Back at home she plays with the camera as if she wanted to film herself,
but Mark abruptly takes the camera away from her: he doesn't want the
camera to film her (to kill her). In his room he is welcomed by Helen's
mother, who is curious about what are the films he watches every night:
she can hear him from downstairs ("The blind always live in the rooms they live under").
He turns on the projector, showing the latest murder. He is desperate because
he made a mistake and spoiled the "scene". She cannot see and he simply tells
her that now he has to find another "opportunity". Then he realizes that
the opportunity lies right in front of him, and it's the easiest of them all:
a blind woman who cannot escape. She is instinctively scared.
He grabs the camera and unhooks the blade, but then he cannot carry out the
murder. He takes the woman downstairs, who, disturbed by his odd behavior,
forbids him to see Helen again.
At work the police inspector is watching the film crew.
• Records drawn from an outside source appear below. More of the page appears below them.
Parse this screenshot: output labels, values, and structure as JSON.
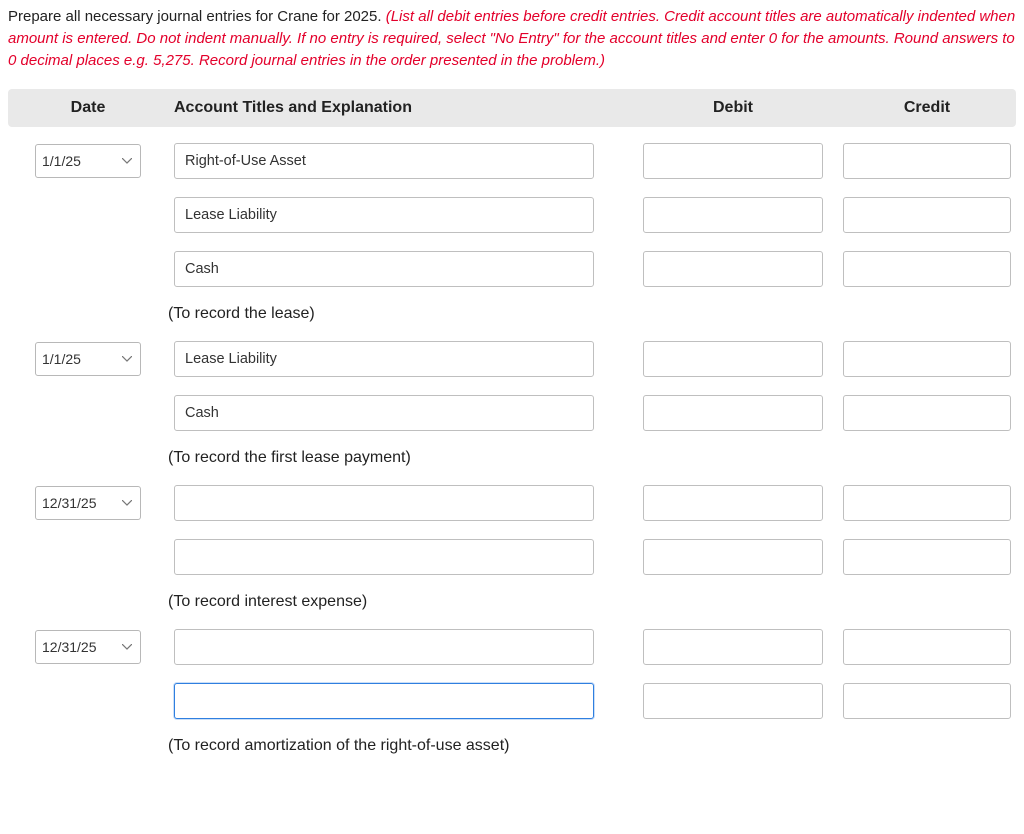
{
  "instructions": {
    "black": "Prepare all necessary journal entries for Crane for 2025. ",
    "red": "(List all debit entries before credit entries. Credit account titles are automatically indented when amount is entered. Do not indent manually. If no entry is required, select \"No Entry\" for the account titles and enter 0 for the amounts. Round answers to 0 decimal places e.g. 5,275. Record journal entries in the order presented in the problem.)"
  },
  "headers": {
    "date": "Date",
    "account": "Account Titles and Explanation",
    "debit": "Debit",
    "credit": "Credit"
  },
  "entries": [
    {
      "date": "1/1/25",
      "lines": [
        {
          "account": "Right-of-Use Asset",
          "debit": "",
          "credit": ""
        },
        {
          "account": "Lease Liability",
          "debit": "",
          "credit": ""
        },
        {
          "account": "Cash",
          "debit": "",
          "credit": ""
        }
      ],
      "explanation": "(To record the lease)"
    },
    {
      "date": "1/1/25",
      "lines": [
        {
          "account": "Lease Liability",
          "debit": "",
          "credit": ""
        },
        {
          "account": "Cash",
          "debit": "",
          "credit": ""
        }
      ],
      "explanation": "(To record the first lease payment)"
    },
    {
      "date": "12/31/25",
      "lines": [
        {
          "account": "",
          "debit": "",
          "credit": ""
        },
        {
          "account": "",
          "debit": "",
          "credit": ""
        }
      ],
      "explanation": "(To record interest expense)"
    },
    {
      "date": "12/31/25",
      "lines": [
        {
          "account": "",
          "debit": "",
          "credit": ""
        },
        {
          "account": "",
          "debit": "",
          "credit": "",
          "focused": true
        }
      ],
      "explanation": "(To record amortization of the right-of-use asset)"
    }
  ],
  "dateOptions": [
    "1/1/25",
    "12/31/25"
  ]
}
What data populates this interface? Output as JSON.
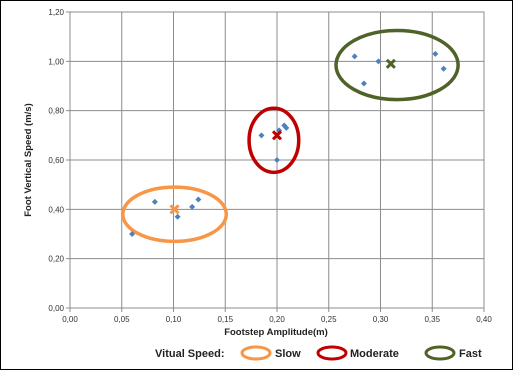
{
  "chart_data": {
    "type": "scatter",
    "xlabel": "Footstep Amplitude(m)",
    "ylabel": "Foot Vertical Speed (m/s)",
    "xlim": [
      0,
      0.4
    ],
    "ylim": [
      0,
      1.2
    ],
    "x_ticks": [
      "0,00",
      "0,05",
      "0,10",
      "0,15",
      "0,20",
      "0,25",
      "0,30",
      "0,35",
      "0,40"
    ],
    "y_ticks": [
      "0,00",
      "0,20",
      "0,40",
      "0,60",
      "0,80",
      "1,00",
      "1,20"
    ],
    "x_tick_values": [
      0,
      0.05,
      0.1,
      0.15,
      0.2,
      0.25,
      0.3,
      0.35,
      0.4
    ],
    "y_tick_values": [
      0,
      0.2,
      0.4,
      0.6,
      0.8,
      1.0,
      1.2
    ],
    "grid": true,
    "points_color": "#4f81bd",
    "series": [
      {
        "name": "Slow",
        "color": "#f79646",
        "points": [
          [
            0.06,
            0.3
          ],
          [
            0.082,
            0.43
          ],
          [
            0.104,
            0.37
          ],
          [
            0.118,
            0.41
          ],
          [
            0.124,
            0.44
          ]
        ],
        "mean": [
          0.101,
          0.4
        ],
        "ellipse_center": [
          0.101,
          0.38
        ],
        "ellipse_radius": [
          0.05,
          0.11
        ]
      },
      {
        "name": "Moderate",
        "color": "#c00000",
        "points": [
          [
            0.185,
            0.7
          ],
          [
            0.2,
            0.6
          ],
          [
            0.202,
            0.72
          ],
          [
            0.207,
            0.74
          ],
          [
            0.209,
            0.73
          ]
        ],
        "mean": [
          0.2,
          0.7
        ],
        "ellipse_center": [
          0.197,
          0.68
        ],
        "ellipse_radius": [
          0.024,
          0.13
        ]
      },
      {
        "name": "Fast",
        "color": "#4f6228",
        "points": [
          [
            0.275,
            1.02
          ],
          [
            0.284,
            0.91
          ],
          [
            0.298,
            1.0
          ],
          [
            0.353,
            1.03
          ],
          [
            0.361,
            0.97
          ]
        ],
        "mean": [
          0.31,
          0.99
        ],
        "ellipse_center": [
          0.316,
          0.985
        ],
        "ellipse_radius": [
          0.059,
          0.14
        ]
      }
    ]
  },
  "legend": {
    "title": "Vitual Speed:",
    "items": [
      "Slow",
      "Moderate",
      "Fast"
    ]
  }
}
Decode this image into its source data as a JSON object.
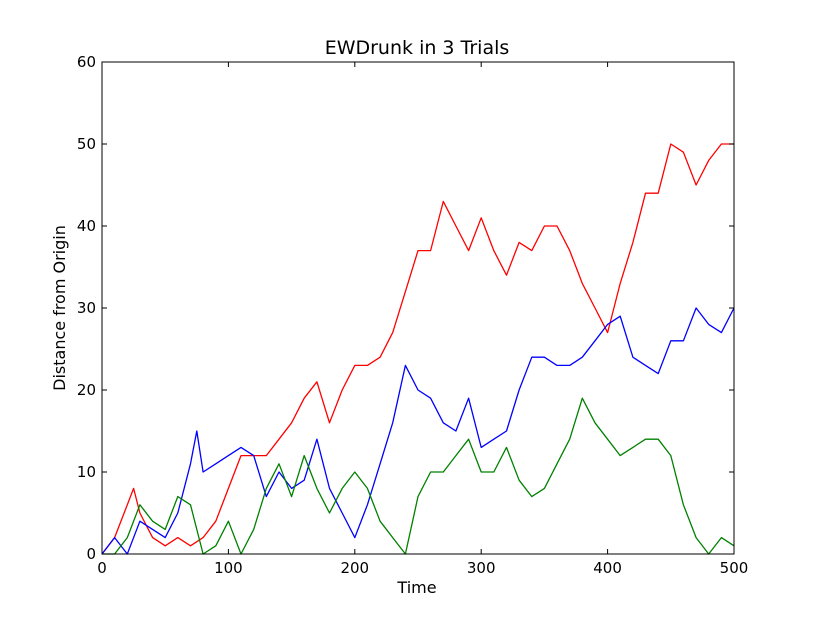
{
  "chart_data": {
    "type": "line",
    "title": "EWDrunk in 3 Trials",
    "xlabel": "Time",
    "ylabel": "Distance from Origin",
    "xlim": [
      0,
      500
    ],
    "ylim": [
      0,
      60
    ],
    "xticks": [
      "0",
      "100",
      "200",
      "300",
      "400",
      "500"
    ],
    "yticks": [
      "0",
      "10",
      "20",
      "30",
      "40",
      "50",
      "60"
    ],
    "grid": false,
    "legend": "none",
    "series": [
      {
        "color": "#ff0000",
        "x": [
          0,
          10,
          20,
          25,
          30,
          40,
          50,
          60,
          70,
          80,
          90,
          100,
          110,
          120,
          130,
          140,
          150,
          160,
          170,
          180,
          190,
          200,
          210,
          220,
          230,
          240,
          250,
          260,
          270,
          280,
          290,
          300,
          310,
          320,
          330,
          340,
          350,
          360,
          370,
          380,
          390,
          400,
          410,
          420,
          430,
          440,
          450,
          460,
          470,
          480,
          490,
          500
        ],
        "values": [
          0,
          2,
          6,
          8,
          5,
          2,
          1,
          2,
          1,
          2,
          4,
          8,
          12,
          12,
          12,
          14,
          16,
          19,
          21,
          16,
          20,
          23,
          23,
          24,
          27,
          32,
          37,
          37,
          43,
          40,
          37,
          41,
          37,
          34,
          38,
          37,
          40,
          40,
          37,
          33,
          30,
          27,
          33,
          38,
          44,
          44,
          50,
          49,
          45,
          48,
          50,
          50
        ]
      },
      {
        "color": "#0000ff",
        "x": [
          0,
          10,
          20,
          30,
          40,
          50,
          60,
          70,
          75,
          80,
          90,
          100,
          110,
          120,
          130,
          140,
          150,
          160,
          170,
          180,
          190,
          200,
          210,
          220,
          230,
          240,
          250,
          260,
          270,
          280,
          290,
          300,
          310,
          320,
          330,
          340,
          350,
          360,
          370,
          380,
          390,
          400,
          410,
          420,
          430,
          440,
          450,
          460,
          470,
          480,
          490,
          500
        ],
        "values": [
          0,
          2,
          0,
          4,
          3,
          2,
          5,
          11,
          15,
          10,
          11,
          12,
          13,
          12,
          7,
          10,
          8,
          9,
          14,
          8,
          5,
          2,
          6,
          11,
          16,
          23,
          20,
          19,
          16,
          15,
          19,
          13,
          14,
          15,
          20,
          24,
          24,
          23,
          23,
          24,
          26,
          28,
          29,
          24,
          23,
          22,
          26,
          26,
          30,
          28,
          27,
          30
        ]
      },
      {
        "color": "#008000",
        "x": [
          0,
          10,
          20,
          30,
          40,
          50,
          60,
          70,
          80,
          90,
          100,
          110,
          120,
          130,
          140,
          150,
          160,
          170,
          180,
          190,
          200,
          210,
          220,
          230,
          240,
          250,
          260,
          270,
          280,
          290,
          300,
          310,
          320,
          330,
          340,
          350,
          360,
          370,
          380,
          390,
          400,
          410,
          420,
          430,
          440,
          450,
          460,
          470,
          480,
          490,
          500
        ],
        "values": [
          0,
          0,
          2,
          6,
          4,
          3,
          7,
          6,
          0,
          1,
          4,
          0,
          3,
          8,
          11,
          7,
          12,
          8,
          5,
          8,
          10,
          8,
          4,
          2,
          0,
          7,
          10,
          10,
          12,
          14,
          10,
          10,
          13,
          9,
          7,
          8,
          11,
          14,
          19,
          16,
          14,
          12,
          13,
          14,
          14,
          12,
          6,
          2,
          0,
          2,
          1
        ]
      }
    ]
  }
}
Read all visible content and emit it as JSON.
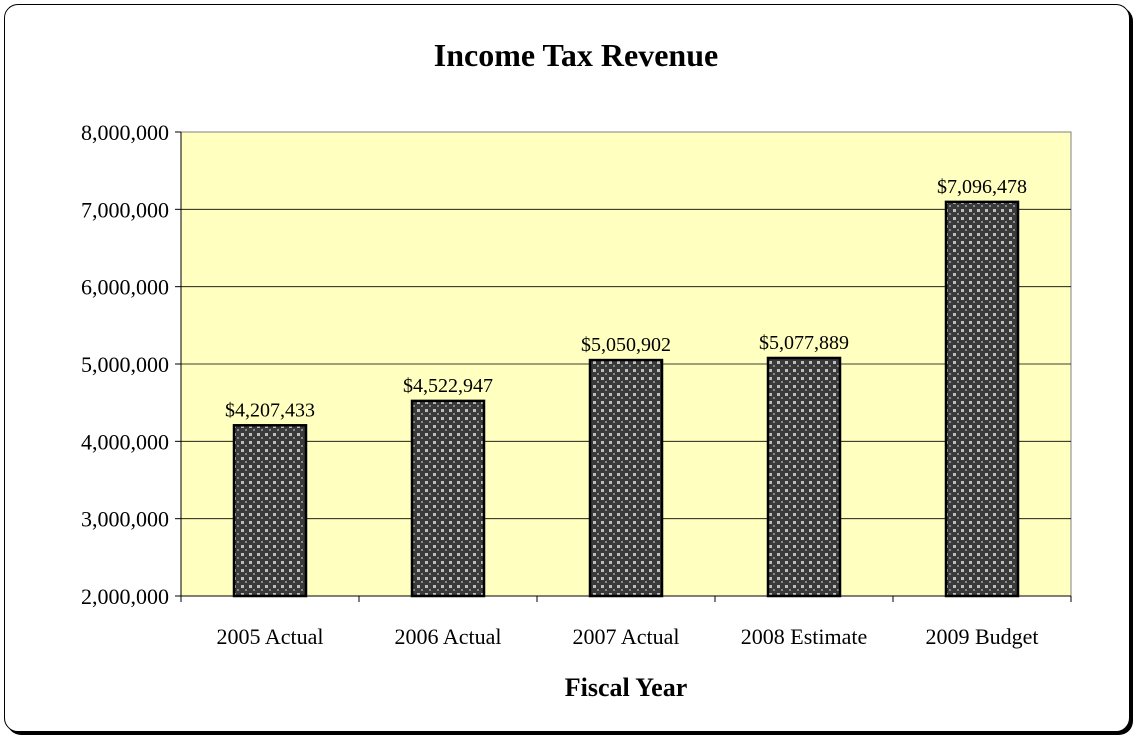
{
  "chart_data": {
    "type": "bar",
    "title": "Income Tax Revenue",
    "xlabel": "Fiscal Year",
    "ylabel": "",
    "categories": [
      "2005 Actual",
      "2006 Actual",
      "2007 Actual",
      "2008 Estimate",
      "2009 Budget"
    ],
    "series": [
      {
        "values": [
          4207433,
          4522947,
          5050902,
          5077889,
          7096478
        ],
        "data_labels": [
          "$4,207,433",
          "$4,522,947",
          "$5,050,902",
          "$5,077,889",
          "$7,096,478"
        ]
      }
    ],
    "ylim": [
      2000000,
      8000000
    ],
    "yticks": [
      2000000,
      3000000,
      4000000,
      5000000,
      6000000,
      7000000,
      8000000
    ],
    "ytick_labels": [
      "2,000,000",
      "3,000,000",
      "4,000,000",
      "5,000,000",
      "6,000,000",
      "7,000,000",
      "8,000,000"
    ],
    "grid": true,
    "legend": "none",
    "colors": {
      "plot_background": "#ffffc0",
      "bar_dark": "#3a3a3a",
      "bar_light": "#bdbdbd",
      "gridline": "#000000"
    }
  }
}
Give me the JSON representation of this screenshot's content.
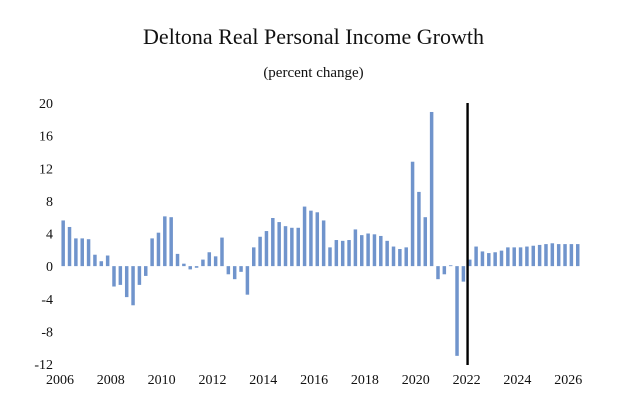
{
  "chart_data": {
    "type": "bar",
    "title": "Deltona Real Personal Income Growth",
    "subtitle": "(percent change)",
    "xlabel": "",
    "ylabel": "",
    "ylim": [
      -12,
      20
    ],
    "yticks": [
      "20",
      "16",
      "12",
      "8",
      "4",
      "0",
      "-4",
      "-8",
      "-12"
    ],
    "ytick_values": [
      20,
      16,
      12,
      8,
      4,
      0,
      -4,
      -8,
      -12
    ],
    "xticks": [
      "2006",
      "2008",
      "2010",
      "2012",
      "2014",
      "2016",
      "2018",
      "2020",
      "2022",
      "2024",
      "2026"
    ],
    "xtick_values": [
      2006,
      2008,
      2010,
      2012,
      2014,
      2016,
      2018,
      2020,
      2022,
      2024,
      2026
    ],
    "x_start": 2006.0,
    "bar_step": 0.25,
    "forecast_marker_x": 2022.0,
    "bar_color": "#7094cc",
    "marker_color": "#000000",
    "values": [
      5.6,
      4.8,
      3.4,
      3.4,
      3.3,
      1.4,
      0.6,
      1.3,
      -2.5,
      -2.3,
      -3.8,
      -4.8,
      -2.3,
      -1.2,
      3.4,
      4.1,
      6.1,
      6.0,
      1.5,
      0.3,
      -0.4,
      -0.2,
      0.8,
      1.7,
      1.2,
      3.5,
      -1.0,
      -1.6,
      -0.7,
      -3.5,
      2.3,
      3.6,
      4.3,
      5.9,
      5.4,
      4.9,
      4.7,
      4.7,
      7.3,
      6.8,
      6.6,
      5.6,
      2.3,
      3.2,
      3.1,
      3.2,
      4.5,
      3.8,
      4.0,
      3.9,
      3.7,
      3.1,
      2.4,
      2.1,
      2.3,
      12.8,
      9.1,
      6.0,
      18.9,
      -1.6,
      -1.0,
      0.1,
      -11.0,
      -1.9,
      0.8,
      2.4,
      1.8,
      1.6,
      1.7,
      1.9,
      2.3,
      2.3,
      2.3,
      2.4,
      2.5,
      2.6,
      2.7,
      2.8,
      2.7,
      2.7,
      2.7,
      2.7
    ]
  }
}
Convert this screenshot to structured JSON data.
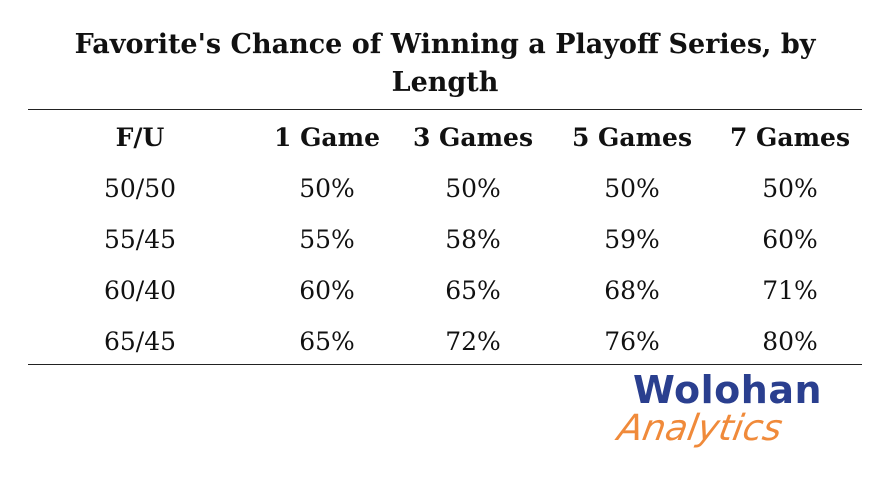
{
  "title": "Favorite's Chance of Winning a Playoff Series, by Length",
  "table": {
    "columns": [
      "F/U",
      "1 Game",
      "3 Games",
      "5 Games",
      "7 Games"
    ],
    "rows": [
      [
        "50/50",
        "50%",
        "50%",
        "50%",
        "50%"
      ],
      [
        "55/45",
        "55%",
        "58%",
        "59%",
        "60%"
      ],
      [
        "60/40",
        "60%",
        "65%",
        "68%",
        "71%"
      ],
      [
        "65/45",
        "65%",
        "72%",
        "76%",
        "80%"
      ]
    ]
  },
  "logo": {
    "line1": "Wolohan",
    "line2": "Analytics"
  }
}
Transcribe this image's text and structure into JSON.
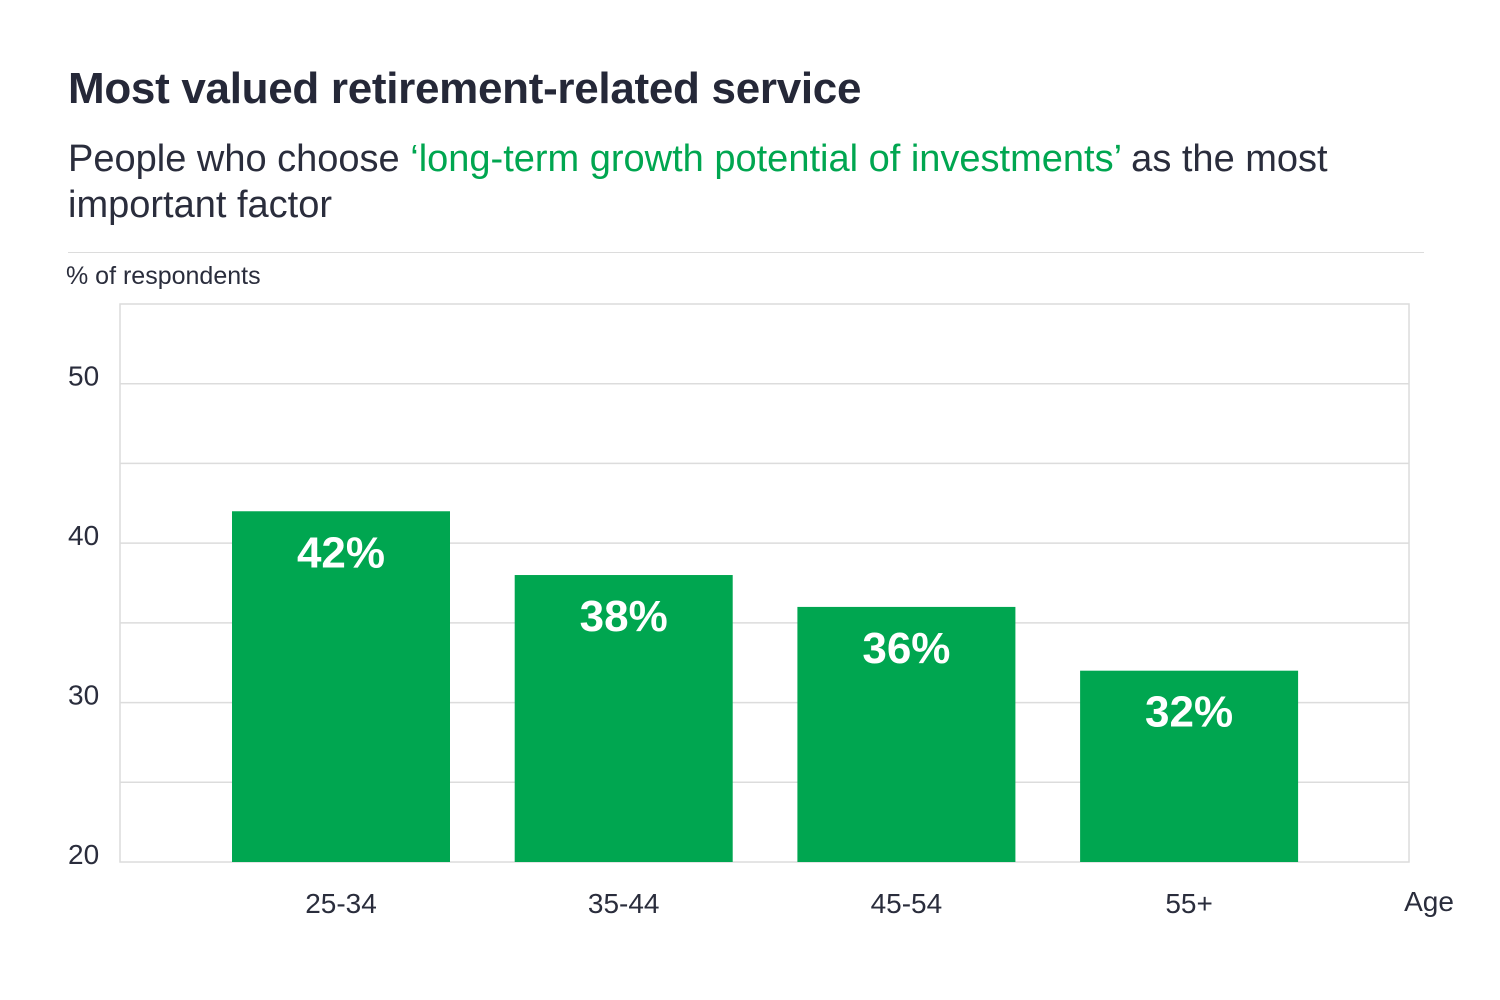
{
  "title": "Most valued retirement-related service",
  "subtitle": {
    "before": "People who choose ",
    "highlight": "‘long-term growth potential of investments’",
    "after": " as the most important factor"
  },
  "colors": {
    "bar": "#00A650",
    "grid": "#DCDCDC",
    "text": "#2A2D3C",
    "highlight": "#00A650"
  },
  "chart_data": {
    "type": "bar",
    "title": "Most valued retirement-related service",
    "ylabel": "% of respondents",
    "xlabel": "Age",
    "categories": [
      "25-34",
      "35-44",
      "45-54",
      "55+"
    ],
    "values": [
      42,
      38,
      36,
      32
    ],
    "data_labels": [
      "42%",
      "38%",
      "36%",
      "32%"
    ],
    "ylim": [
      20,
      55
    ],
    "yticks": [
      20,
      30,
      40,
      50
    ],
    "minor_grid_step": 5,
    "grid": true
  }
}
He sees Mark talk
to a psychiatrist about voyeurism and has him followed by an undercover
policeman.
Mark has a plan to heal himself. The policeman follows him to the store
where he takes the erotic pictures. Mark walks upstairs and films the
policeman (therefore he knows he is being followed) before pointing the
camera to his usual erotic model...
In the meantime Helen is looking for Mark and, not finding him, kills the time
watching one of his films: she is terrified by what she sees. Mark, returning
for his deadly mission, walks in and surprises her. He confesses. He also makes
the connection between the cruelty he experienced as a child and his obsession
as an adult: he self-psychoanalyzes. He shows Helen how he killed all those
women whom he filmed. He also equipped the camera with a mirror so that the
victim could see her own terror while he killed her.
The store owner has found the body of the erotic model and called the police.
The inspector has made the association and knows that Mark is the murderer:
but maybe that is precisely what Mark was trying to achieve by committing
such an obvious murder, especially if he knew that he was being followed.
Maybe that is precisely the therapy he wanted.
Mark hears the sirens of the police cars and runs to the window to film their
arrival. Then he points the camera to himself and pulls out the blade and
commits suicide, while Helen (who clearly really loved him) is crying powerless.
His last films were rather minor:
The Queen's Guards (1961), another military drama;
the mildly amusing They're a Weird Mob (1966);
the utterly mediocre Age Of Consent (1969), adapted from the 1935 novel by Norman Lindsay;
and The Boy Who Turned Yellow (1972).